Lavorare duramente, ricevendo poche o nessuna gratificazione, fa male al cuore, letteralmente. Lo stress in ufficio, se non ricompensato adeguatamente, può avere gli stessi effetti negativi dell’obesità sulla salute cardiaca. Può cioè raddoppiare (49%) il rischio di sviluppare malattie cardiovascolari. A puntare i riflettori su un fattore di rischio spesso trascurato per il cuore è la Società Italiana di Cardiologia Interventistica (GISE), in occasione del 44° congresso nazionale in corso a Milano. La società scientifica rilancia uno studio condotto dall’Università Laval in Quebec, Canada, recentemente pubblicato sulla rivista Circulation: Cardiovascular Quality and Outcomes, aggiungendo che in Italia il problema riguarda anche la categoria dei medici, soprattutto quelli che devono prestare servizi di reperibilità e urgenza, proprio come i cardiologi interventisti. Nel nuovo studio i ricercatori hanno coinvolto quasi 6.500 colletti bianchi (3.118 uomini e 3.347 donne) con un’età media di 45 anni, che non avevano una storia pregressa di malattie cardiache. I soggetti sono stati seguiti per quasi 20 anni, precisamente dal 2000 al 2018, e nello stesso periodo sono stati sottoposti a una serie di domande sul loro lavoro e sulla loro salute. In questo modo gli studiosi sono riusciti a misurare la tensione lavorativa e lo squilibrio tra fatica e ricompensa. Dai risultati è emerso che gli uomini che riferivano di aver sperimentato stress lavorativo o squilibrio tra sforzo e ricompensa avevano un rischio maggiore del 49% di malattie cardiache rispetto a coloro che non hanno segnalato le stesse condizioni lavorative.

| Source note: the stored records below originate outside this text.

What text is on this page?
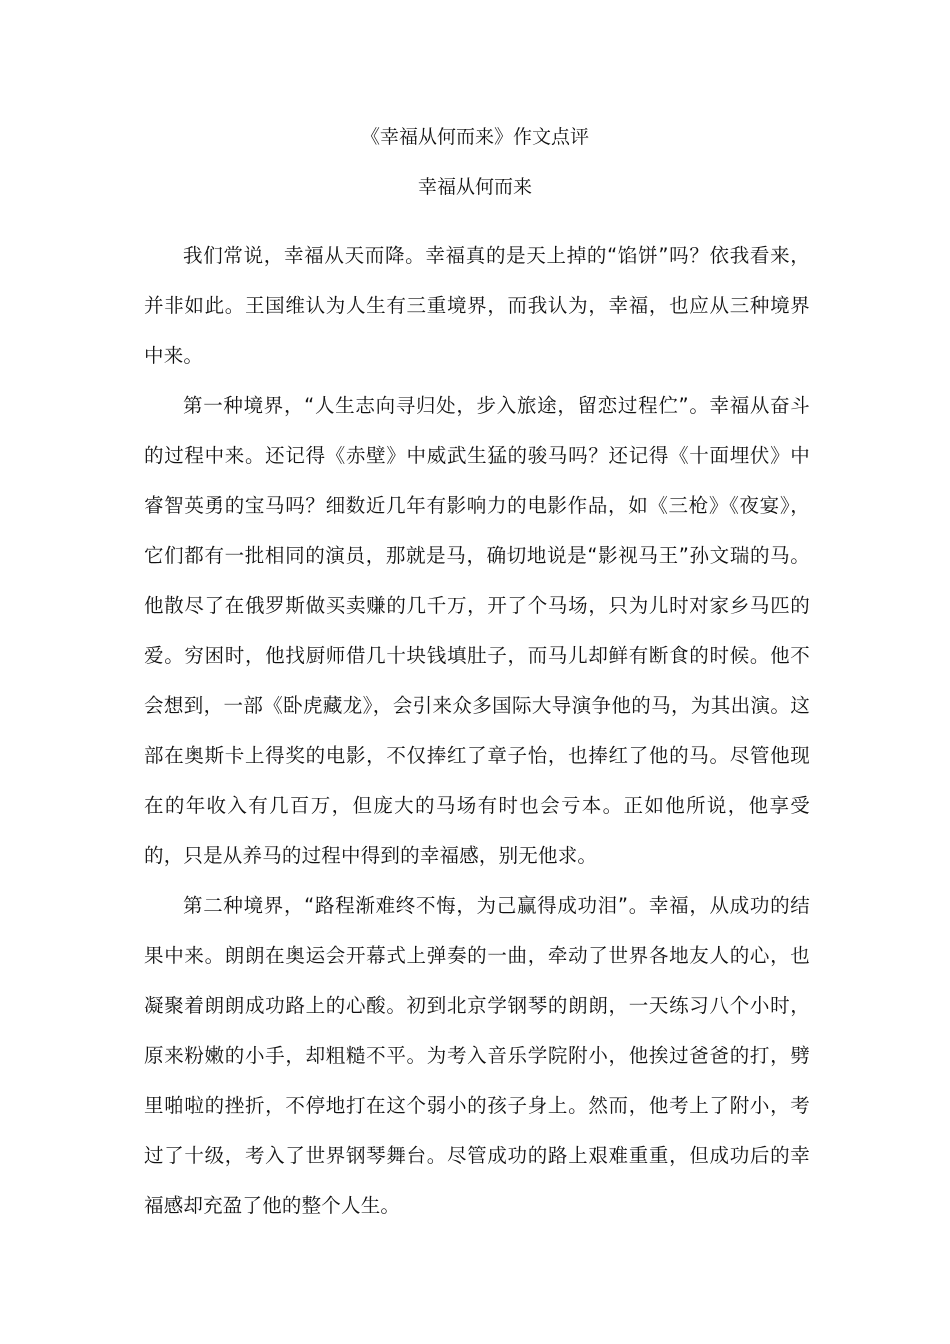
《幸福从何而来》作文点评
幸福从何而来

我们常说，幸福从天而降。幸福真的是天上掉的“馅饼”吗？依我看来，并非如此。王国维认为人生有三重境界，而我认为，幸福，也应从三种境界中来。

第一种境界，“人生志向寻归处，步入旅途，留恋过程伫”。幸福从奋斗的过程中来。还记得《赤壁》中威武生猛的骏马吗？还记得《十面埋伏》中睿智英勇的宝马吗？细数近几年有影响力的电影作品，如《三枪》《夜宴》，它们都有一批相同的演员，那就是马，确切地说是“影视马王”孙文瑞的马。他散尽了在俄罗斯做买卖赚的几千万，开了个马场，只为儿时对家乡马匹的爱。穷困时，他找厨师借几十块钱填肚子，而马儿却鲜有断食的时候。他不会想到，一部《卧虎藏龙》，会引来众多国际大导演争他的马，为其出演。这部在奥斯卡上得奖的电影，不仅捧红了章子怡，也捧红了他的马。尽管他现在的年收入有几百万，但庞大的马场有时也会亏本。正如他所说，他享受的，只是从养马的过程中得到的幸福感，别无他求。

第二种境界，“路程渐难终不悔，为己赢得成功泪”。幸福，从成功的结果中来。朗朗在奥运会开幕式上弹奏的一曲，牵动了世界各地友人的心，也凝聚着朗朗成功路上的心酸。初到北京学钢琴的朗朗，一天练习八个小时，原来粉嫩的小手，却粗糙不平。为考入音乐学院附小，他挨过爸爸的打，劈里啪啦的挫折，不停地打在这个弱小的孩子身上。然而，他考上了附小，考过了十级，考入了世界钢琴舞台。尽管成功的路上艰难重重，但成功后的幸福感却充盈了他的整个人生。
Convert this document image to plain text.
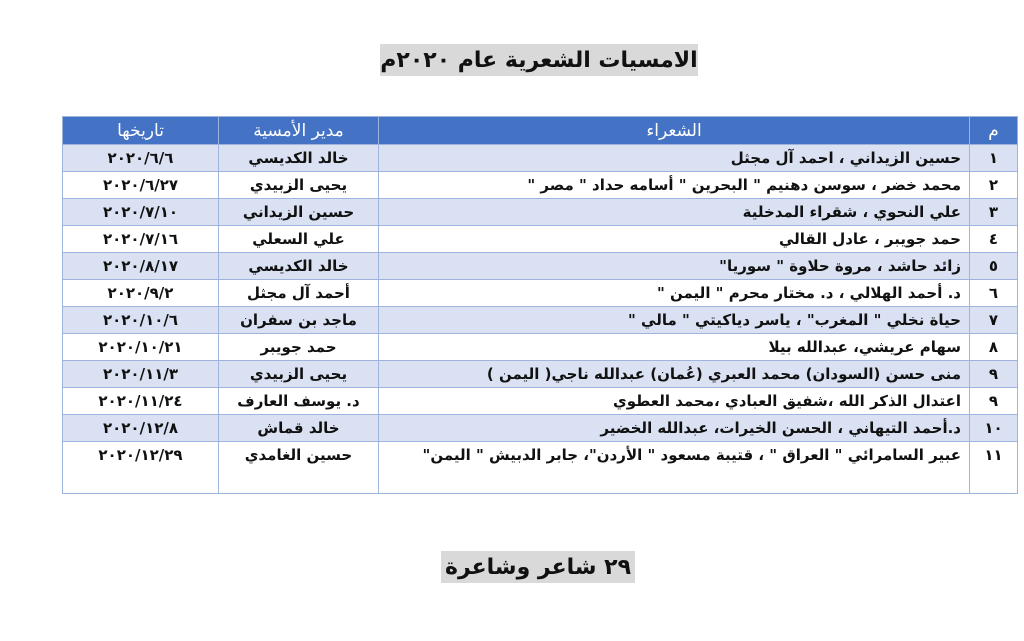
الامسيات الشعرية عام ٢٠٢٠م
م	الشعراء	مدير الأمسية	تاريخها
١	حسين الزيداني ، احمد آل مجثل	خالد الكديسي	٢٠٢٠/٦/٦
٢	محمد خضر ، سوسن دهنيم " البحرين " أسامه حداد " مصر "	يحيى الزبيدي	٢٠٢٠/٦/٢٧
٣	علي النحوي ، شقراء المدخلية	حسين الزيداني	٢٠٢٠/٧/١٠
٤	حمد جويبر ، عادل القالي	علي السعلي	٢٠٢٠/٧/١٦
٥	زائد حاشد ، مروة حلاوة " سوريا"	خالد الكديسي	٢٠٢٠/٨/١٧
٦	د. أحمد الهلالي ، د. مختار محرم " اليمن "	أحمد آل مجثل	٢٠٢٠/٩/٢
٧	حياة نخلي " المغرب" ، ياسر دياكيتي " مالي "	ماجد بن سفران	٢٠٢٠/١٠/٦
٨	سهام عريشي، عبدالله بيلا	حمد جويبر	٢٠٢٠/١٠/٢١
٩	منى حسن (السودان) محمد العبري (عُمان) عبدالله ناجي( اليمن )	يحيى الزبيدي	٢٠٢٠/١١/٣
٩	اعتدال الذكر الله ،شفيق العبادي ،محمد العطوي	د. يوسف العارف	٢٠٢٠/١١/٢٤
١٠	د.أحمد التيهاني ، الحسن الخيرات، عبدالله الخضير	خالد قماش	٢٠٢٠/١٢/٨
١١	عبير السامرائي " العراق " ، قتيبة مسعود " الأردن"، جابر الدبيش " اليمن"	حسين الغامدي	٢٠٢٠/١٢/٢٩
٢٩ شاعر وشاعرة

“Sapevano da tempo che un lavoro stressante e una scarsa gratificazione possono avere un impatto negativo sulla salute del cuore, ma solo come fattori di rischio singoli – spiega Giovanni Esposito, presidente GISE e direttore della UOC di Cardiologia, Emodinamica e UTIC dell’Azienda Ospedaliera Universitaria Federico II di Napoli -. Il nuovo studio, invece, ha sottolineato per la prima volta l’enorme impatto della combinazione di questi due fattori, cioè lavoro duro e ricompensa bassa. I risultati evidenziano quindi l’urgente necessità di affrontare in modo proattivo le condizioni di lavoro stressanti, per creare ambienti più sani a vantaggio dei dipendenti e dei datori di lavoro”.
Le malattie cardiovascolari rappresentano la prima causa di morte nel mondo, con circa 17 milioni di decessi ogni anno. In Italia sono responsabili del 35% di tutte le morti, superando i 230mila casi all’anno. “Evidenze scientifiche suggeriscono che ci siano due modi principali in cui lo stress può danneggiare il cuore – aggiunge Francesco Saia, presidente eletto GISE e cardiologo interventista all’IRCCS Azienda Ospedaliero-Universitaria di Bologna, Policlinico Sant’Orsola -. Il primo coinvolge il sistema simpatico e riguarda il controllo della pressione sanguigna e del restringimento dei vasi sanguigni. L’altro modo include l’attivazione del midollo osseo e il rilascio di cellule infiammatorie, che a loro volta portano all’infiammazione aterosclerotica e all’insorgenza di placche e trombi. Ma a fare male non è un singolo evento stressante, ma periodi prolungati di stress in combinazione con altri fattori di rischio”.
In pratica, la pericolosa combinazione di “lavoro stressante e poca gratificazione” sembra avere sul cuore un impatto simile a quello dell’obesità. La salute del cuore delle donne, invece, sembra non essere influenzata da questi fattori, anche se i ricercatori canadesi ritengono che siano necessari ulteriori ricerche.
“Lo squilibrio tra impegno e ricompensa si verifica quando i dipendenti investono molto nel loro lavoro, ma ottengono in cambio ricompense, come stipendi, riconoscimenti o sicurezza del lavoro, insufficienti o non eque rispetto allo sforzo – precisa Esposito -. Considerando la notevole quantità di tempo che le persone trascorrono al lavoro, comprendere la relazione tra fattori di stress lavorativo e salute cardiovascolare è fondamentale per la salute pubblica e il benessere della forza lavoro”. E conclude: “L’eccesso di lavoro è qualcosa che molti medici conoscono bene, compresi noi cardiologi interventisti. Turni infiniti e corse in ospedale per interventi d’urgenza sono all’ordine del giorno. Tutto questo a fronte di una scarsa remunerazione, insufficiente persino a coprire le spese vive per recarsi all’ospedale. Ed è paradossale che siano proprio i ‘medici del cuore’ a mettere a rischio il proprio, lavorando con abnegazione nonostante i pochi riconoscimenti”.